Throughout the contest I bounced between the 20- and 40-meter bands mostly, with the occasional check on 15 where I was able to nab 2 contacts.  I spent most of the time hunting and pouncing, and a fair amount of time calling CQ and fielding calls.  It was all phone.  Along the way I logged a few more cohorts, Brad Ormbsy-W6VO, Ray Biederman-WB6L, Keith Elliott-W6KME, and Craig Grimm-KD6NFD and Rick Slater-NQ6X.

As the hours passed, it became apparent that I wasn’t going to make a huge dent in the list of California counties.  There were plenty of “6” call signs up and down the band map, but I couldn’t hear most of them.  That’s okay, I was making great progress on states and provinces.  By about 9 PM on Saturday, midnight on the east coast, things had really slowed down.  At least for those of us who can’t get onto 80 meters.  I called it a night.  By the end of Day One I had logged a total of 96 contacts.  I had worked 7 California counties, 5 Canadian provinces and 32 states.  32!!!

I started Day Two around 7 A.M.  There was plenty of activity, but I had already worked many of these stations.  And it was becoming harder to get new states and provinces.  Still, by noon I had picked up one more California county, one more Canadian province, and 10 more states.  10!  42 states and counting!  Wow!  Three hours to go.  At 1:30 I got New Mexico.  Sweet!  At 1:39 I got Rhode Island.  Awesome!  And at 2:57, with only two minutes remaining in the contest, I made my last contact and added the state of Nevada.  In all, I had a total of 154 contacts, including 11 counties, 6 Canadian provinces, and 45 states! 
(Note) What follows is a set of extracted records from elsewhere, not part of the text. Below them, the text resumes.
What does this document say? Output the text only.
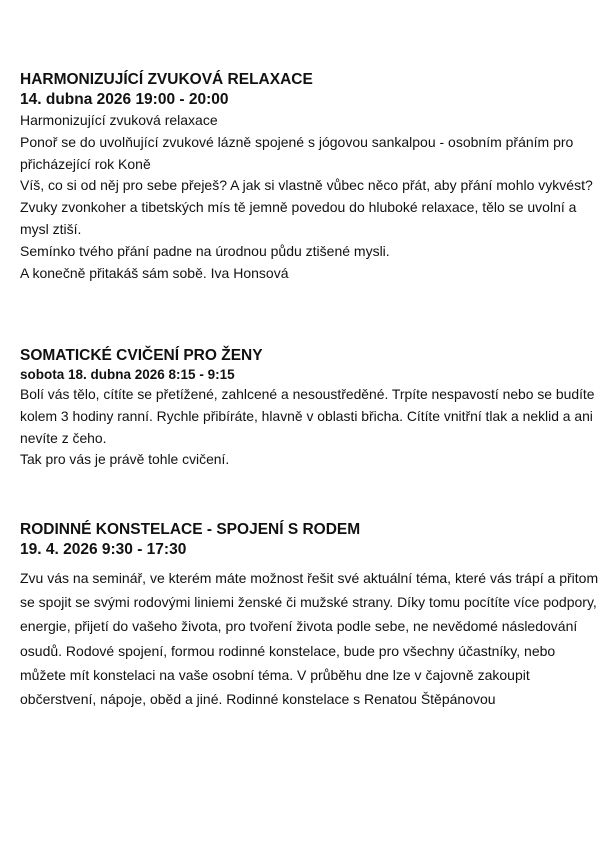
HARMONIZUJÍCÍ ZVUKOVÁ RELAXACE
14. dubna 2026 19:00 - 20:00

Harmonizující zvuková relaxace

Ponoř se do uvolňující zvukové lázně spojené s jógovou sankalpou - osobním přáním pro přicházející rok Koně

Víš, co si od něj pro sebe přeješ? A jak si vlastně vůbec něco přát, aby přání mohlo vykvést?

Zvuky zvonkoher a tibetských mís tě jemně povedou do hluboké relaxace, tělo se uvolní a mysl ztiší.

Semínko tvého přání padne na úrodnou půdu ztišené mysli.

A konečně přitakáš sám sobě. Iva Honsová

SOMATICKÉ CVIČENÍ PRO ŽENY
sobota 18. dubna 2026 8:15 - 9:15

Bolí vás tělo, cítíte se přetížené, zahlcené a nesoustředěné. Trpíte nespavostí nebo se budíte kolem 3 hodiny ranní. Rychle přibíráte, hlavně v oblasti břicha. Cítíte vnitřní tlak a neklid a ani nevíte z čeho.

Tak pro vás je právě tohle cvičení.

RODINNÉ KONSTELACE - SPOJENÍ S RODEM
19. 4. 2026 9:30 - 17:30

Zvu vás na seminář, ve kterém máte možnost řešit své aktuální téma, které vás trápí a přitom se spojit se svými rodovými liniemi ženské či mužské strany. Díky tomu pocítíte více podpory, energie, přijetí do vašeho života, pro tvoření života podle sebe, ne nevědomé následování osudů. Rodové spojení, formou rodinné konstelace, bude pro všechny účastníky, nebo můžete mít konstelaci na vaše osobní téma. V průběhu dne lze v čajovně zakoupit občerstvení, nápoje, oběd a jiné. Rodinné konstelace s Renatou Štěpánovou
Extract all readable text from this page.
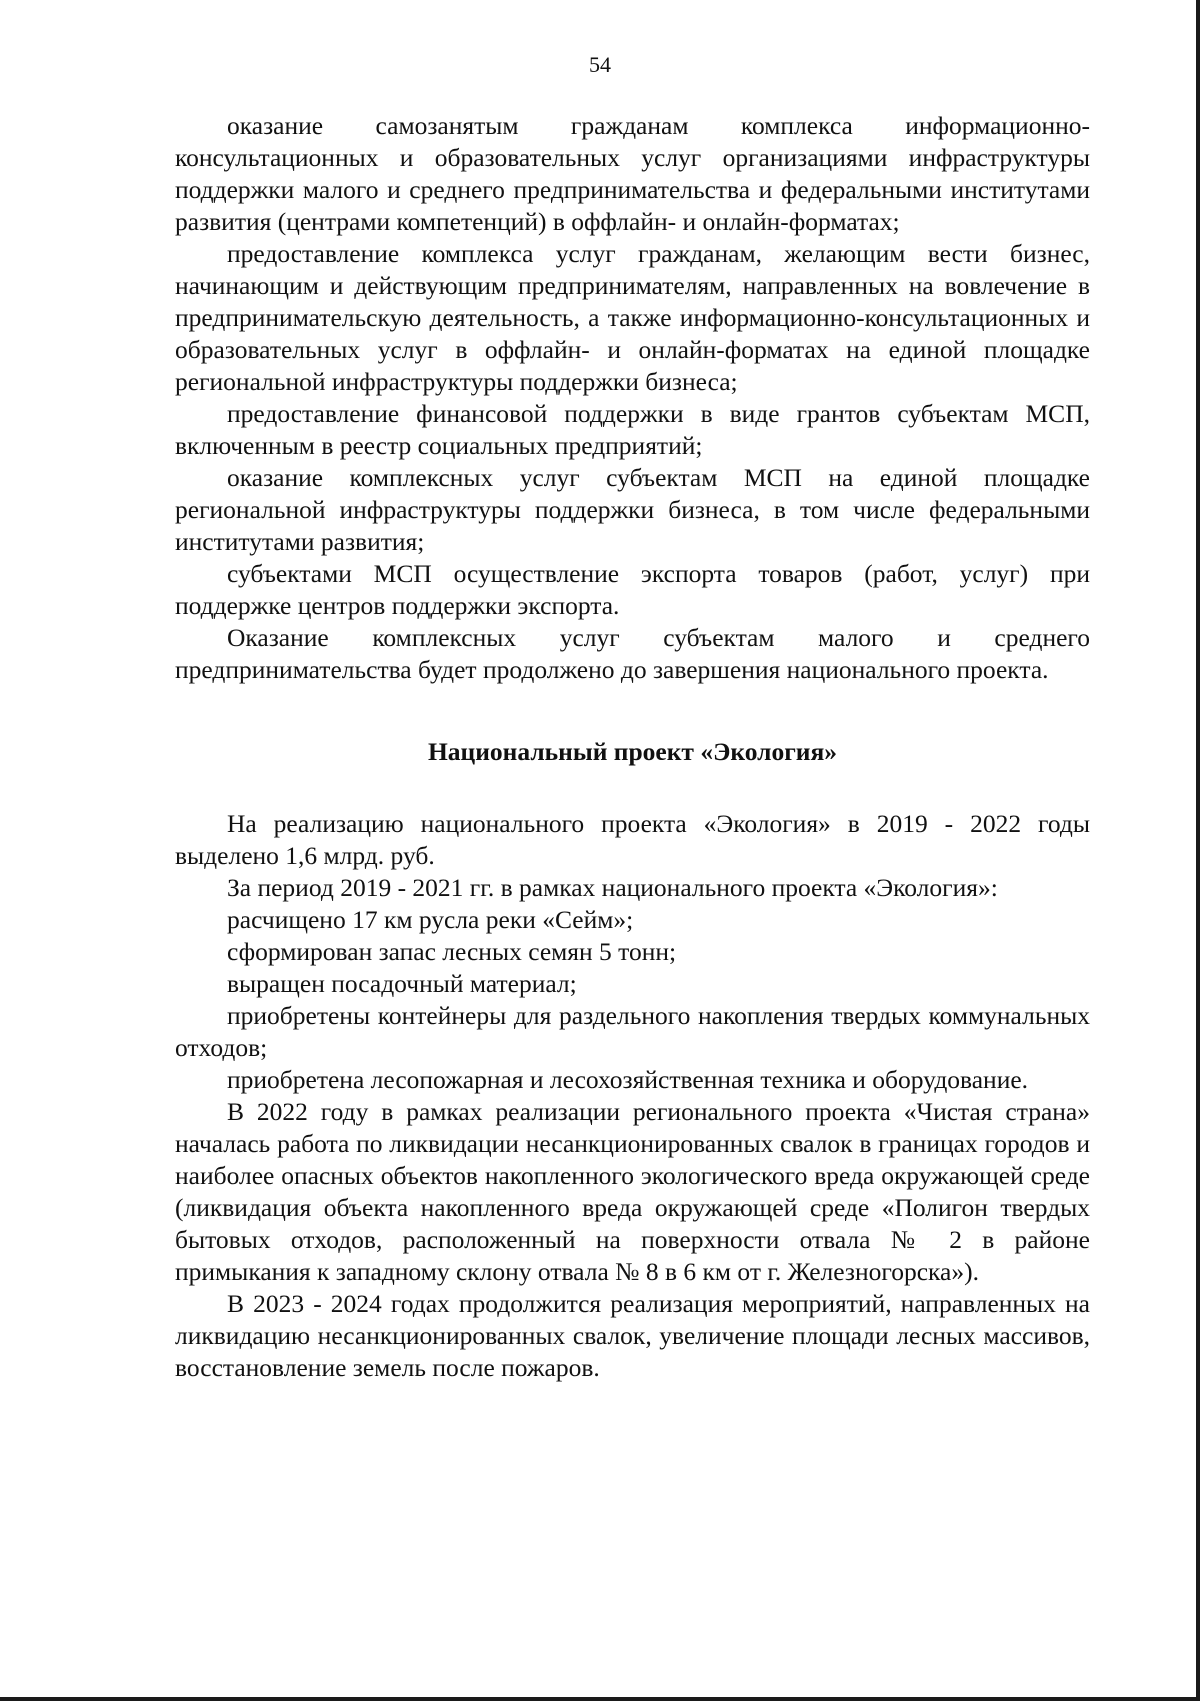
54

оказание самозанятым гражданам комплекса информационно-консультационных и образовательных услуг организациями инфраструктуры поддержки малого и среднего предпринимательства и федеральными институтами развития (центрами компетенций) в оффлайн- и онлайн-форматах;

предоставление комплекса услуг гражданам, желающим вести бизнес, начинающим и действующим предпринимателям, направленных на вовлечение в предпринимательскую деятельность, а также информационно-консультационных и образовательных услуг в оффлайн- и онлайн-форматах на единой площадке региональной инфраструктуры поддержки бизнеса;

предоставление финансовой поддержки в виде грантов субъектам МСП, включенным в реестр социальных предприятий;

оказание комплексных услуг субъектам МСП на единой площадке региональной инфраструктуры поддержки бизнеса, в том числе федеральными институтами развития;

субъектами МСП осуществление экспорта товаров (работ, услуг) при поддержке центров поддержки экспорта.

Оказание комплексных услуг субъектам малого и среднего предпринимательства будет продолжено до завершения национального проекта.

Национальный проект «Экология»

На реализацию национального проекта «Экология» в 2019 - 2022 годы выделено 1,6 млрд. руб.

За период 2019 - 2021 гг. в рамках национального проекта «Экология»:

расчищено 17 км русла реки «Сейм»;

сформирован запас лесных семян 5 тонн;

выращен посадочный материал;

приобретены контейнеры для раздельного накопления твердых коммунальных отходов;

приобретена лесопожарная и лесохозяйственная техника и оборудование.

В 2022 году в рамках реализации регионального проекта «Чистая страна» началась работа по ликвидации несанкционированных свалок в границах городов и наиболее опасных объектов накопленного экологического вреда окружающей среде (ликвидация объекта накопленного вреда окружающей среде «Полигон твердых бытовых отходов, расположенный на поверхности отвала № 2 в районе примыкания к западному склону отвала № 8 в 6 км от г. Железногорска»).

В 2023 - 2024 годах продолжится реализация мероприятий, направленных на ликвидацию несанкционированных свалок, увеличение площади лесных массивов, восстановление земель после пожаров.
AD6SF’s contest Log, just after the contest concluded

Some of the stations I worked gave me serial numbers that were much higher than my last of 154.  More than a few stations gave me a contact number higher than 400.  Some over 500.  A station in Napa gave me number 890.  I can’t compete with that.  But I don’t have to.  Again, I’m not a serious contester.  You won’t find a power amplifier or a waterfall display at my QTH, just a simple 100-watt radio, an end-fed antenna, and my N3FJP logging software.  For me, anyway, it’s not about winning anything.  I’m really only competing against myself.  It’s about the chase.  How will I do this year?  How many states will I get?  I’ve already worked all states, but it’s amazing to think that someone just starting out can, in a single weekend, work all states.  Or, at least, get close. 

So what’s next?  Well, if you’re working your way toward the DXCC Award, for having confirmed contacts in 100 countries, or want to get started, there’s an excellent opportunity coming up in less than three weeks.  It’s the CQ World Wide DX Contest.  To give you an idea of what you can do in a weekend with just 100 watts and a wire, last year I had 102 contacts in 35 different countries, including 14 new ones that are now confirmed.  In a weekend my DXCC count went from 35 countries to 49 countries, so I’m basically halfway there.  The journey continues Friday, October 23.  I hope you’ll join me.